The overall idea that companies source from anywhere from 10 different countries is interesting. With sourcing from so many countries and factories within said countries, it would be a lot of organization and work. Companies do not always form relationships with the factories they source from but perhaps they should. If they reduced the number of countries they sourced from and found factories that they could build relationships with they could potentially be more successful. The better the relationship between the supplier and the company the easier it will be for them to source their materials for the best prices and quality.
After reading the post, I thought that it was interesting how the United States has no set path for sourcing and trading. While in the past, trade was very narrow and limited, the United States now sources from a wide range of countries overseas in order to find the best products at the lowest price. As we discussed previously in class, it is important to have a wide range of manufacturers to source from because if a company were to solely rely on just one country, if something happens to that factory the U.S. company will be out of business with no other vender relationships formed.
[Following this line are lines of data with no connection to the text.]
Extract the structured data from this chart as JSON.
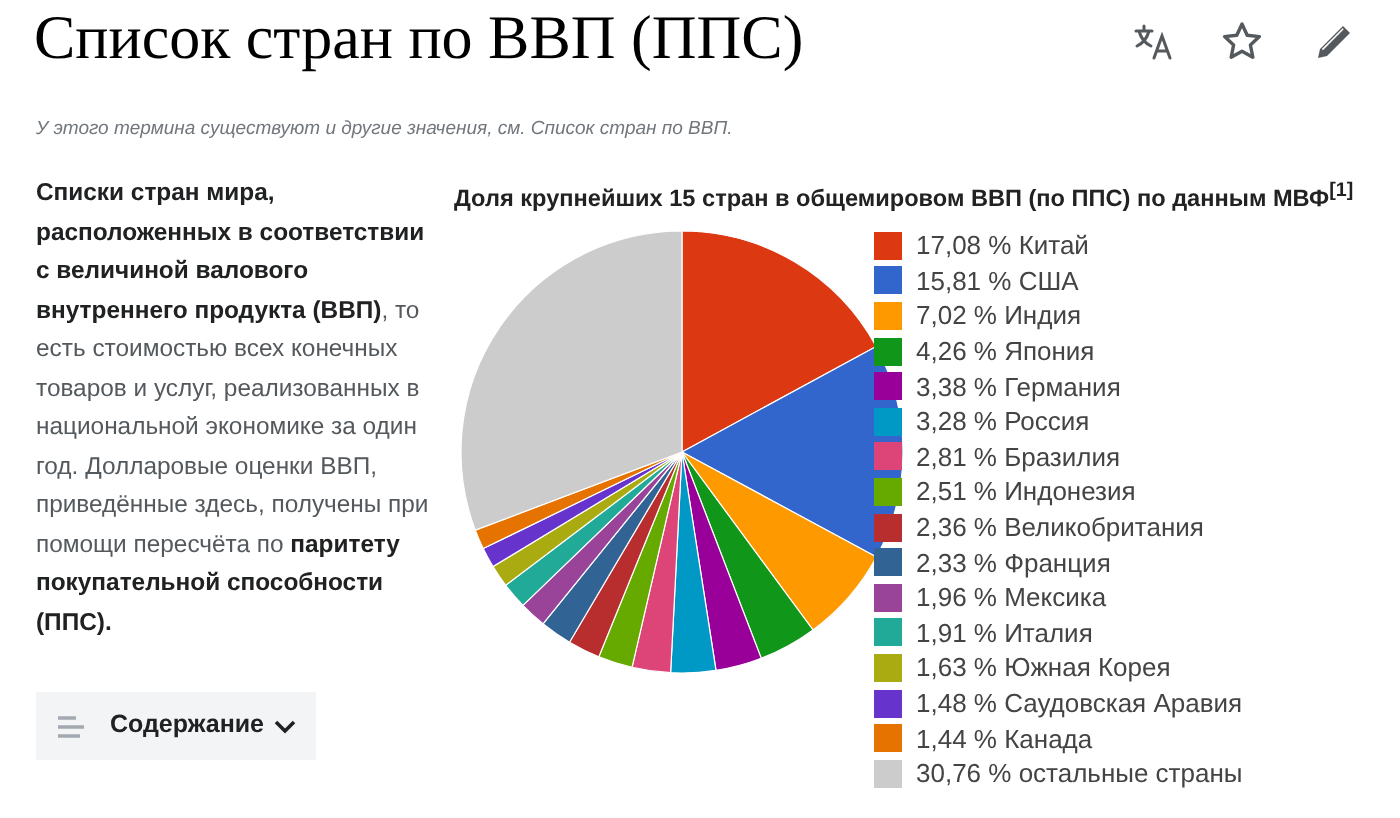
{
  "chart_data": {
    "type": "pie",
    "title": "Список стран по ВВП (ППС)",
    "subtitle": "Доля крупнейших 15 стран в общемировом ВВП (по ППС) по данным МВФ$^{[1]}$",
    "categories": [
      "Китай",
      "США",
      "Индия",
      "Япония",
      "Германия",
      "Россия",
      "Бразилия",
      "Индонезия",
      "Великобритания",
      "Франция",
      "Мексика",
      "Италия",
      "Южная Корея",
      "Саудовская Аравия",
      "Канада",
      "остальные страны"
    ],
    "values": [
      17.08,
      15.81,
      7.02,
      4.26,
      3.38,
      3.28,
      2.81,
      2.51,
      2.36,
      2.33,
      1.96,
      1.91,
      1.63,
      1.48,
      1.44,
      30.76
    ],
    "value_labels": [
      "17,08 %",
      "15,81 %",
      "7,02 %",
      "4,26 %",
      "3,38 %",
      "3,28 %",
      "2,81 %",
      "2,51 %",
      "2,36 %",
      "2,33 %",
      "1,96 %",
      "1,91 %",
      "1,63 %",
      "1,48 %",
      "1,44 %",
      "30,76 %"
    ],
    "colors": [
      "#dc3912",
      "#3366cc",
      "#ff9900",
      "#109618",
      "#990099",
      "#0099c6",
      "#dd4477",
      "#66aa00",
      "#b82e2e",
      "#316395",
      "#994499",
      "#22aa99",
      "#aaaa11",
      "#6633cc",
      "#e67300",
      "#cccccc"
    ],
    "legend": "right",
    "annotations": [
      "У этого термина существуют и другие значения, см. Список стран по ВВП.",
      "Списки стран мира, расположенных в соответствии с величиной валового внутреннего продукта (ВВП)",
      ", то есть стоимостью всех конечных товаров и услуг, реализованных в национальной экономике за один год. Долларовые оценки ВВП, приведённые здесь, получены при помощи пересчёта по ",
      "паритету покупательной способности (ППС).",
      "Содержание"
    ]
  }
}
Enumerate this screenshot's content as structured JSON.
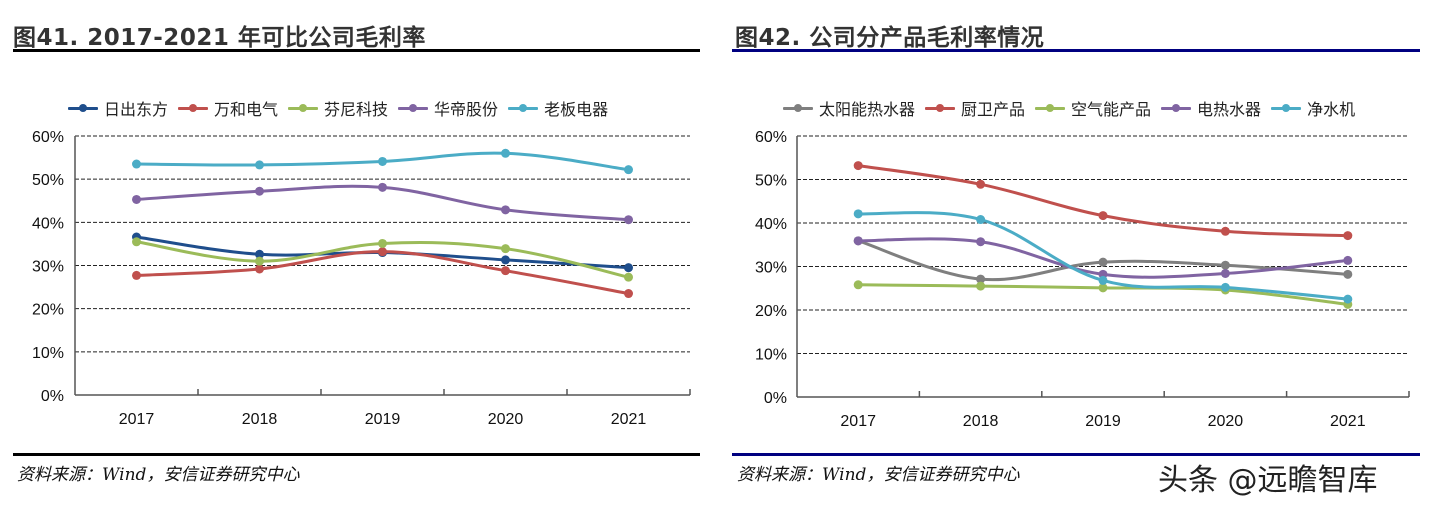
{
  "colors": {
    "title_rule_left": "#000000",
    "title_rule_right": "#000080",
    "grid": "#000000",
    "axis": "#555555"
  },
  "watermark": "头条 @远瞻智库",
  "chart_data": [
    {
      "type": "line",
      "figure_label": "图41.",
      "title": "图41. 2017-2021 年可比公司毛利率",
      "xlabel": "",
      "ylabel": "",
      "categories": [
        "2017",
        "2018",
        "2019",
        "2020",
        "2021"
      ],
      "ylim": [
        0,
        60
      ],
      "yticks": [
        "0%",
        "10%",
        "20%",
        "30%",
        "40%",
        "50%",
        "60%"
      ],
      "grid": true,
      "smooth": true,
      "legend": "top",
      "source": "资料来源：Wind，安信证券研究中心",
      "series": [
        {
          "name": "日出东方",
          "color": "#1f4e8c",
          "values": [
            36.6,
            32.6,
            33.0,
            31.3,
            29.5
          ]
        },
        {
          "name": "万和电气",
          "color": "#c0504d",
          "values": [
            27.7,
            29.2,
            33.2,
            28.8,
            23.5
          ]
        },
        {
          "name": "芬尼科技",
          "color": "#9bbb59",
          "values": [
            35.5,
            31.0,
            35.1,
            33.9,
            27.3
          ]
        },
        {
          "name": "华帝股份",
          "color": "#8064a2",
          "values": [
            45.3,
            47.2,
            48.1,
            42.9,
            40.6
          ]
        },
        {
          "name": "老板电器",
          "color": "#4bacc6",
          "values": [
            53.5,
            53.3,
            54.1,
            56.0,
            52.2
          ]
        }
      ]
    },
    {
      "type": "line",
      "figure_label": "图42.",
      "title": "图42. 公司分产品毛利率情况",
      "xlabel": "",
      "ylabel": "",
      "categories": [
        "2017",
        "2018",
        "2019",
        "2020",
        "2021"
      ],
      "ylim": [
        0,
        60
      ],
      "yticks": [
        "0%",
        "10%",
        "20%",
        "30%",
        "40%",
        "50%",
        "60%"
      ],
      "grid": true,
      "smooth": true,
      "legend": "top",
      "source": "资料来源：Wind，安信证券研究中心",
      "series": [
        {
          "name": "太阳能热水器",
          "color": "#7f7f7f",
          "values": [
            35.9,
            27.1,
            31.0,
            30.3,
            28.2
          ]
        },
        {
          "name": "厨卫产品",
          "color": "#c0504d",
          "values": [
            53.2,
            48.9,
            41.7,
            38.1,
            37.1
          ]
        },
        {
          "name": "空气能产品",
          "color": "#9bbb59",
          "values": [
            25.8,
            25.5,
            25.1,
            24.6,
            21.3
          ]
        },
        {
          "name": "电热水器",
          "color": "#8064a2",
          "values": [
            35.9,
            35.7,
            28.2,
            28.4,
            31.4
          ]
        },
        {
          "name": "净水机",
          "color": "#4bacc6",
          "values": [
            42.1,
            40.8,
            26.8,
            25.2,
            22.5
          ]
        }
      ]
    }
  ]
}
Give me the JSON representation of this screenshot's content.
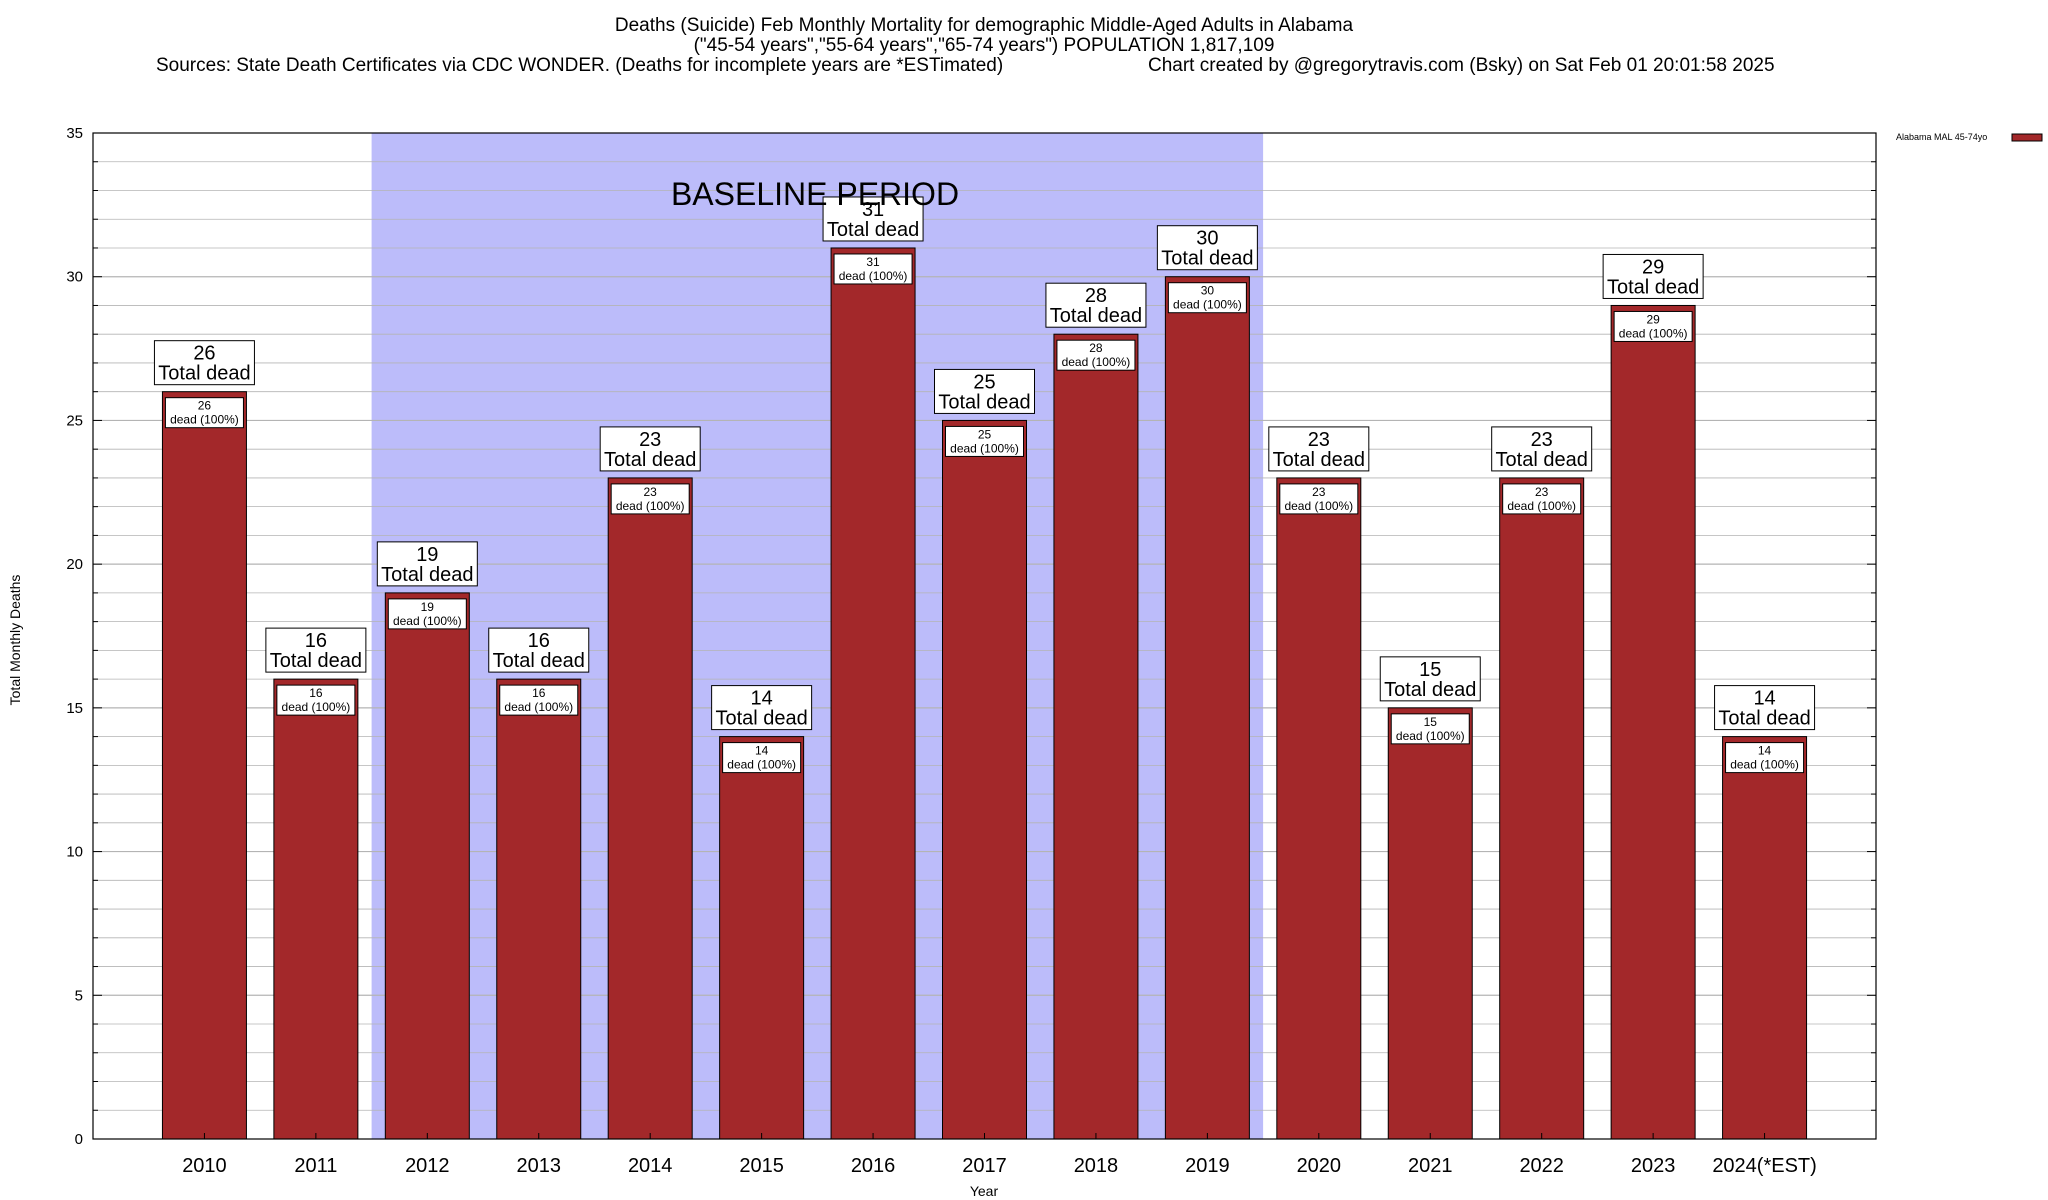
{
  "header": {
    "title_line1": "Deaths (Suicide) Feb Monthly Mortality for demographic Middle-Aged Adults in Alabama",
    "title_line2": "(\"45-54 years\",\"55-64 years\",\"65-74 years\") POPULATION 1,817,109",
    "sources": "Sources: State Death Certificates via CDC WONDER. (Deaths for incomplete years are *ESTimated)",
    "credit": "Chart created by @gregorytravis.com (Bsky) on Sat Feb 01 20:01:58 2025"
  },
  "colors": {
    "bar": "#a3282a",
    "baseline_band": "#bcbcfa",
    "grid": "#b4b4b4"
  },
  "chart_data": {
    "type": "bar",
    "xlabel": "Year",
    "ylabel": "Total Monthly Deaths",
    "ylim": [
      0,
      35
    ],
    "y_major_ticks": [
      0,
      5,
      10,
      15,
      20,
      25,
      30,
      35
    ],
    "y_minor_step": 1,
    "categories": [
      "2010",
      "2011",
      "2012",
      "2013",
      "2014",
      "2015",
      "2016",
      "2017",
      "2018",
      "2019",
      "2020",
      "2021",
      "2022",
      "2023",
      "2024(*EST)"
    ],
    "series": [
      {
        "name": "Alabama MAL 45-74yo",
        "values": [
          26,
          16,
          19,
          16,
          23,
          14,
          31,
          25,
          28,
          30,
          23,
          15,
          23,
          29,
          14
        ]
      }
    ],
    "total_label": "Total dead",
    "inner_label": "dead (100%)",
    "baseline_period": {
      "label": "BASELINE PERIOD",
      "from": "2012",
      "to": "2019"
    },
    "legend": {
      "entry": "Alabama MAL 45-74yo",
      "position": "top-right outside"
    }
  }
}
It is important to have close relationships with overseas manufacturers so that you are doing reliable business.
This article was very interesting to read especially now connecting it to today’s times when apparel companies are focusing on manufacturing goods in places other than China. It is fascinating to me that retailers have such a diverse range of suppliers that they are trying to diversify even further. It makes sense for large companies to have a diverse range of suppliers in order to minimize risk and not rely so heavily on a single place/manufacturer.
This also connects heavily to our class lectures and most recent Case Study!
I view sourcing from over 20 different countries or regions using more than 200 vendors as a threat to the companies. A diverse sourcing base like this makes it harder for companies to track down and work closely with their supply chain, it is so overwhelming as companies lose track after tier 1. These 200 vendors can further end up subcontracting as they are not just working with one company but multiple companies at once and need to meet certain deadlines. Subcontracting makes the supply chain even more complicated than it already is, we have seen that during the Rana Plaza Collapse a lot of companies were unaware of where the supply chain ended, some of them were unaware that vendors were subcontracting. Sourcing from a smaller amount of countries and vendors will greatly help the companies, in recent years as more and more consumers want companies to be transparent, and keeping a small supply chain will make keeping track and providing information a lot easier.